A background

Multi-terminal scenario: The mobile phone, PC, and PAD synchronize messages

Message storage model

Generally, the core architecture of IM system is divided into three parts: message management module, message synchronization module and notification module. The functions of these three modules are as follows:

  • The message management module is mainly responsible for receiving and storing messages.
  • The message synchronization module is mainly responsible for storing and pushing downlink message data and its status.
  • The notification module is mainly responsible for maintaining third-party channels and notification functions.

The core of message management module is message storage model. The selection of storage model directly affects the realization of message synchronization module. Message, session, session and message organization are implemented in different ways in the mainstream IM systems, but there are no more than two forms: write-spread read aggregation and read-spread write aggregation. Read/write diffusion is the form in which messages are stored in a group session, as described below.

  • In a read-spread scenario, messages belong to the session, which is equivalent to storing a conversation_MESSAGE table in the database that contains all messages generated by the session. The advantage of this storage mode is that the message storage efficiency is high, only the binding relationship between the session and the message can be saved.
  • In the write-spread scenario, the messages generated by the session are delivered to the Message_Inbox table, which is similar to the inbox for personal mail and holds all the sessions of the individual, with messages in the session arranged in the chronological order in which they were generated. The benefit of this form of storage is flexible message state management, where each message in the session can present a different state to a different recipient.

If read diffusion is adopted, the efficiency of data consistency processing and data change becomes the bottleneck of system performance in the scenario of concurrent data modification. Therefore, the case described below takes a write-spread approach to implementing the message storage model to support higher update performance at a higher storage cost.

Three message synchronization modules

The core problem of multi-terminal synchronization lies in the consistency of multi-terminal data. The IM system needs to record the order of messages and the synchronization point of each terminal to achieve the final consistency of messages.

Since we use write diffusion to record messages, the system needs to:

  • Create a Message_Inbox for each user to store messages for that user.
  • Create an incremented SYNc_ID for each message to record the order of the messages.
  • Records the synchronization ID of the user on each client.

By comparing and synchronizing user data on each client, multi-terminal data synchronization can be achieved. The detailed implementation method is as follows.

1. Refine the data structure. A unified message data structure is extracted from various events in the IM system, such as new messages, read messages, adding and deleting session information, etc. An example of a message data structure is as follows:

struct message {
  int type; // Business type
  string data; // Business data
}
Copy the code

2. Select a storage product. The selection basis mainly includes the following two points:

  • The system needs to assign an incremented SYNc_ID to each message in the Message_Inbox, so products used to store message data need to implement atomic-incremented queues.
  • Complete messages need to be saved to persistent storage (such as PolarDB) in the message management module of IM system, while message_Inbox data need not be stored for persistent storage and only need to be stored for a period of time (such as one week), so the storage capacity is not high.
  • The Redis version of the cloud database with counters and Sorted Sets meets these requirements.
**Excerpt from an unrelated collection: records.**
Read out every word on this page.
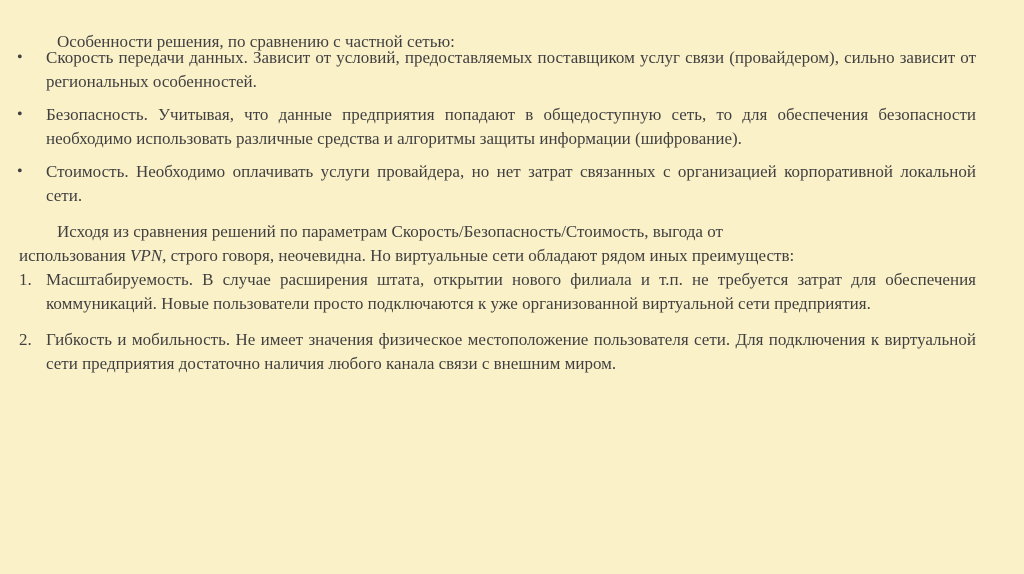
Особенности решения, по сравнению с частной сетью:

• Скорость передачи данных. Зависит от условий, предоставляемых поставщиком услуг связи (провайдером), сильно зависит от региональных особенностей.
• Безопасность. Учитывая, что данные предприятия попадают в общедоступную сеть, то для обеспечения безопасности необходимо использовать различные средства и алгоритмы защиты информации (шифрование).
• Стоимость. Необходимо оплачивать услуги провайдера, но нет затрат связанных с организацией корпоративной локальной сети.
Исходя из сравнения решений по параметрам Скорость/Безопасность/Стоимость, выгода от
использования VPN, строго говоря, неочевидна. Но виртуальные сети обладают рядом иных преимуществ:
1. Масштабируемость. В случае расширения штата, открытии нового филиала и т.п. не требуется затрат для обеспечения коммуникаций. Новые пользователи просто подключаются к уже организованной виртуальной сети предприятия.
2. Гибкость и мобильность. Не имеет значения физическое местоположение пользователя сети. Для подключения к виртуальной сети предприятия достаточно наличия любого канала связи с внешним миром.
3. Use the Hash structure of the cloud database Redis to store the synchronization ID of each user on the client.

Four scenarios

The following figure shows a detailed implementation of multi-endpoint synchronization based on a case study.
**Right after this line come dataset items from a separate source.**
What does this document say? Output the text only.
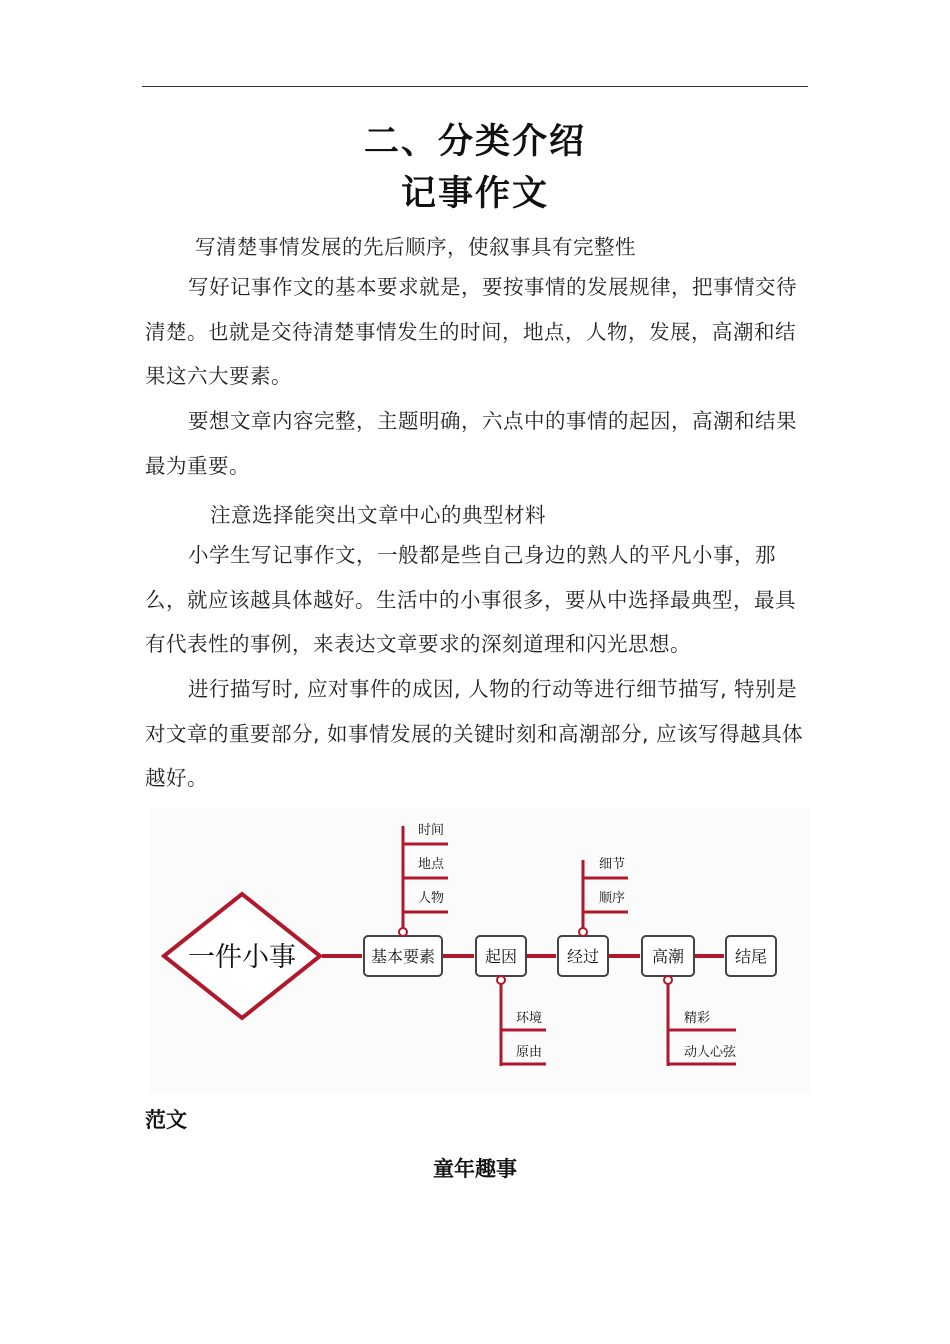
二、分类介绍
记事作文
写清楚事情发展的先后顺序，使叙事具有完整性

写好记事作文的基本要求就是，要按事情的发展规律，把事情交待清楚。也就是交待清楚事情发生的时间，地点，人物，发展，高潮和结果这六大要素。

要想文章内容完整，主题明确，六点中的事情的起因，高潮和结果最为重要。

注意选择能突出文章中心的典型材料

小学生写记事作文，一般都是些自己身边的熟人的平凡小事，那么，就应该越具体越好。生活中的小事很多，要从中选择最典型，最具有代表性的事例，来表达文章要求的深刻道理和闪光思想。

进行描写时, 应对事件的成因, 人物的行动等进行细节描写, 特别是对文章的重要部分, 如事情发展的关键时刻和高潮部分, 应该写得越具体越好。

一件小事	基本要素	起因	经过	高潮	结尾
时间
地点
人物
细节
顺序
环境
原由
精彩
动人心弦
范文
童年趣事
After the new message is stored in the database, the message push logic is triggered. The system obtains the current point of all client devices based on the user name, and then obtains all messages from the message queue to the latest point, and then pushes them to the client device. After push, update the current point information of the device. Sample code for the key steps is shown below.

4.1 Importing New Messages into the Database

sync_id = INCR bob
ZADD bob $sync_id message:{type:new_message, data:"{msgid:991,cid:123,text:"hello"}"}
Copy the code

4.2 Obtaining message Range:

ZRangeByScore bob 100103 100310
Copy the code

4.3 Obtaining point Locations of Client Devices

4.4 Adding or Updating client Device Information:

HSET bob dev_1001 100103
HSET bob dev_1002 100202
Copy the code

conclusion

IM communication has become one of the most common communication methods in the Internet environment. With the rich data structure of Redis version of cloud database, you can build a highly available IM system. Not only the message synchronization module mentioned in this article, but also the message storage module of IM system can be accelerated using Redis, and finally build a reliable IM system that supports large-scale access.